I haven’t seen much of Thay. He was sitting with us this morning, but not on the walk. I’m here more to sit than to see him, though. He created this place, & his teachings permeate it. So I am getting to experience being with him.

I’ve noticed a certain cult of personality surrounding him, though. At least [name omitted] thinks he’s the second coming of Siddhartha. Kinda scary. I think he’s just a man. A good person, a good teacher. But “just this guy, you know?”

Random thought: I miss my computer. This journal would make a lot more sense if I could move things around & edit!

The temperature has dropped again & the rain is back. But the weather is no problem. It is only a problem if I make it a problem. So I won’t make anything.

7:00 PM
I finally found a food I didn’t like: one of the soups. Damn. Should have taken more of the pasta with olives. *grin*

I’m looking forward to the “road trip” tomorrow. There are many things I would prefer to be different: drier, warmer weather; a roommate who doesn’t snore; etc. But all in all, I’m having a great time. If I accomplish nothing else but to escape the cares of my present life for a week, I can’t help but end up more centered.

During the chanting this morning, there was an older Vietnamese woman chanting to a different tune. I was reminded of the abbot’s story of the Korean monk who refused to chant according to the local sangha’s practice. He insisted on doing it the way his Korean sangha did it. And then there’s Mike Warnke, who said, “For those of you thinking, ‘This isn’t how we do things in our church,’ I’d like to say, ‘This is not your church.'”

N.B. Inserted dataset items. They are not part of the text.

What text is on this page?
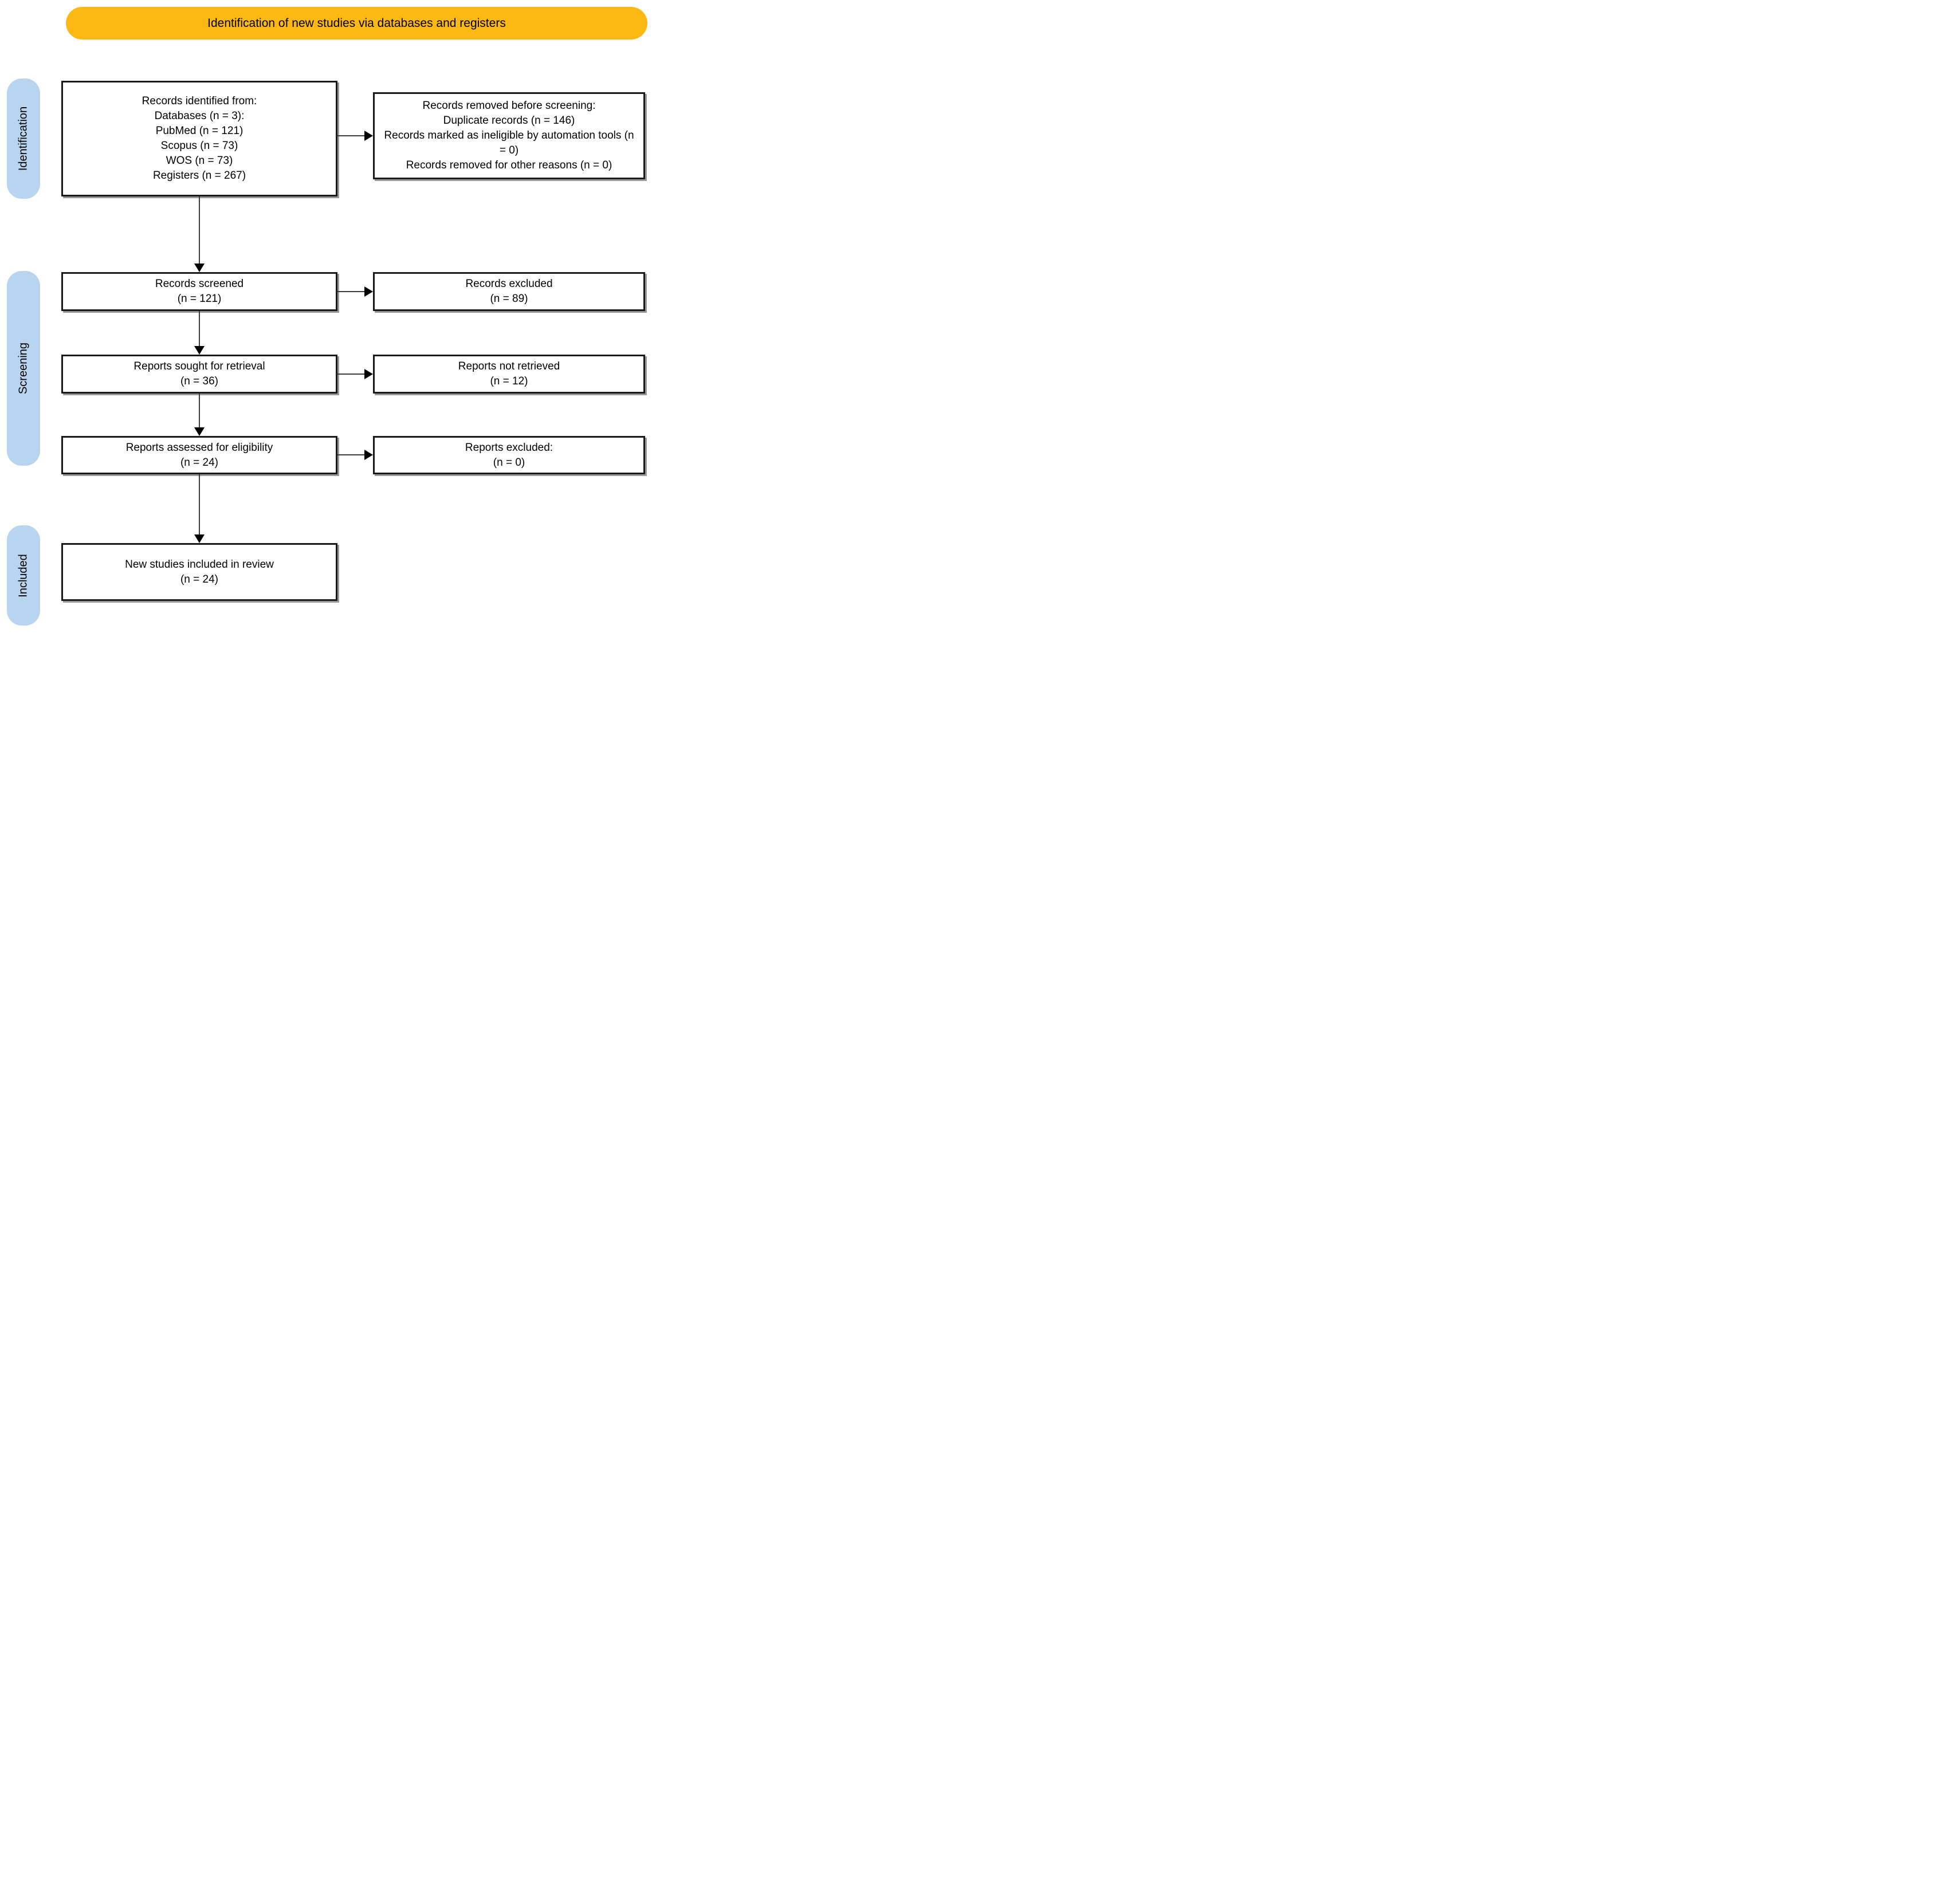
Identification of new studies via databases and registers
Identification
Screening
Included
Records identified from:
Databases (n = 3):
PubMed (n = 121)
Scopus (n = 73)
WOS (n = 73)
Registers (n = 267)
Records screened
(n = 121)
Reports sought for retrieval
(n = 36)
Reports assessed for eligibility
(n = 24)
New studies included in review
(n = 24)
Records removed before screening:
Duplicate records (n = 146)
Records marked as ineligible by automation tools (n = 0)
Records removed for other reasons (n = 0)
Records excluded
(n = 89)
Reports not retrieved
(n = 12)
Reports excluded:
(n = 0)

But “brother Mike” missed the point. It was her church. Ocean Eyes Zen Center was the Korean monk’s sangha. And this week, this is my sangha. Including the annoying chantess.

I saw her later coming up the stairs & waited for her. She smiled at me and bowed deeply.

So I got stuck in another dharma discussion. But since it was guided, it was okay. The subject was sangha building. Hearing all the things “wrong” with other sanghas made me appreciate the health of mine.

Before dinner, there were 20 to 25 of us sitting quietly in the tea room. A woman came in & softly announced, “Dear Sangha, I’m sorry to break this noble silence, so I’ll do so with only one word: cookies.” We grinner as she set the tin on the table. An older man carried it around at one point to make sure those of us not seated close by could get some. I just had one, since dinner was half an hour away at that point.

Now I’m back in the tearoom, though it’s noisier now. Seated meditation is coming up, and then bed.